« Quand on arrive dans une ville, on voit des rues en perspective.
Des suites de bâtiments vides de sens. Tout est inconnu, vierge. Voilà, plus tard on aura marché dans ces rues, on aura été au bout des perspectives, on aura connu ces bâtiments, on aura vécu des histoires avec des gens. Quand on aura vécu dans cette ville, cette rue on l’aura prise dix, vingt, mille fois. Au bout d’un temps cela vous
appartient parce qu’on y a vécu. »
Cette célèbre citation de L’auberge espagnole n’aurait pas mieux illustré le sentiment que j’ai ressenti lors de mes premiers pas à Vancouver. Cette ville, j’en avais parcouru les rues une dizaine de fois sur un plan. Pendant un an, j’ai eu le temps de me représenter un décor, d’y projeter une architecture, me demandant dans quel quartier j’aimerais habiter. Je m’imaginais aller dans telle rue pour y retrouver des amis, dans telle autre pour me rendre à mon futur travail, tel un calque que je disposais au gré de mon imagination.
J’habitais alors à Nantes, installée dans une vie qui me convenait parfaitement. Je faisais un travail qui me plaisait dans une galerie d’art, j’habitais dans un bel appartement, et je passais la plupart de mes soirées avec mes amis. Pourtant, j’avais une irrésistible envie de découvrir autre chose, d’essayer une autre vie…
Et puis la réalité rencontra ma fiction. Lors de mes premiers pas à Vancouver, je marchais à l’aveugle, découvrant l’éclectisme de Commercial Drive et les hauteurs du Downtown. Tout ce que j’avais imaginé n’existait plus, les « blocs » qui s’enchaînaient rigoureusement dessinaient des perspectives inconnues, sans repères. Est-ce que j’ai aimé la ville à son premier coup d’œil ? Je ne sais pas.
Chaque nouvelle journée avait pour défi d’aller explorer de nouveaux quartiers, d’aller encore ailleurs, encore plus loin. Je partais à la rencontre des lieux aux noms croisés dans les guides touristiques. Le Stanley Park, la plage de Kitsilano, le quartier de Davie Village… tous ces lieux prenaient forme sous mes pas. Peu à peu, les morceaux disparates ont commencé à constituer un ensemble à la fois logique et hétérogène. Des ponts se liaient entre chaque point que mon cerveau était capable de se représenter dans sa réalité. Les repères ont alors commencé à se former. Je devenais capable de relier un point A à un point B.
Après quelques semaines, le visage de la ville m’apparaissait de plus en plus clair.

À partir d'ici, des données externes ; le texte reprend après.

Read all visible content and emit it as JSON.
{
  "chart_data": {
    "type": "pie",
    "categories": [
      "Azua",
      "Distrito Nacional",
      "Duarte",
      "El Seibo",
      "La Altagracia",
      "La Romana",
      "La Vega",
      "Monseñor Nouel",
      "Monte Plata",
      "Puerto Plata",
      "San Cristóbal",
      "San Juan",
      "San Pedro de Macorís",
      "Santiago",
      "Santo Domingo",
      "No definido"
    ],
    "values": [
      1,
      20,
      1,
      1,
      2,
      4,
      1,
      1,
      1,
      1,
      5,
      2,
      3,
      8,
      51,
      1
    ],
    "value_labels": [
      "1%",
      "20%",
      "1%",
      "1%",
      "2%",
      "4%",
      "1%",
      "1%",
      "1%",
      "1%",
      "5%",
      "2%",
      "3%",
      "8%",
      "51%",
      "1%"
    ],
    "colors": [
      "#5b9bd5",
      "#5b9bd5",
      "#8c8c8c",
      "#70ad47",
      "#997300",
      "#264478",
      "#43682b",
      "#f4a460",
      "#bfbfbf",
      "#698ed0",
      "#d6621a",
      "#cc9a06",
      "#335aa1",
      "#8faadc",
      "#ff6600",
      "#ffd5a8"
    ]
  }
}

Si les gratte-ciels du Downtown d’abord me laissaient dubitative, ils mettaient finalement en lumière toute l’ambivalence de la ville, entre nature et métropole. La présence simultanée de la forêt avoisinante, des montagnes et de la mer me fascinait. Est-ce que je commençais à aimer Vancouver ? Je crois que oui.
La ville se révélait à moi, restant pourtant une étrangère. Je devais encore me l’approprier. Il me restait beaucoup de rues à arpenter et de lieux cachés à découvrir. A quel moment une ville que l’on découvre prend-elle la teinte de sa maison ? En tant qu’expatriée, je rencontrais d’abord de la difficulté à me sentir chez moi. Vancouver gardait un mystère que je ne parvenais pas à percer. Pour la première fois, il me semblait que j’éprouvais l’expérience de l’inconnu, de l’étranger dans ce qu’il a de plus subtile. Il est facile de voyager, de découvrir des coins du monde et des cultures, mais il me paraissait plus difficile de les éprouver vraiment, de les saisir… en un mot, d’en faire l’expérience. Au contraire du voyage, l’expatriation me demandait de mettre de côté mes acquis culturels, mes habitudes de vie et de consommation pour m’adapter à un nouvel environnement.
Après la phase de découverte, c’est donc à la phase de reconstruction que je me prêtais. Je devais faire de ces rues la base de ma nouvelle vie. Faire de cette étrangère ma nouvelle maison n’avait rien d’aisé. Pourtant, une routine quotidienne commença à s’installer après quelques mois. Les rencontres se multiplièrent à leur tour, offrant de nouvelles possibilités de découvertes mais aussi la naissance de nouvelles habitudes. Après quelques mois, j’avais déjà traversé cette rue des dizaines de fois, remarqué cet infime détail sur cette façade, et commencé à semer des souvenirs de manière disparate dans des lieux de la ville. Je commençais à habiter la ville, à y ajouter mes propres couleurs. Est-ce que je commençais à me sentir chez moi à Vancouver ? Je crois bien, oui.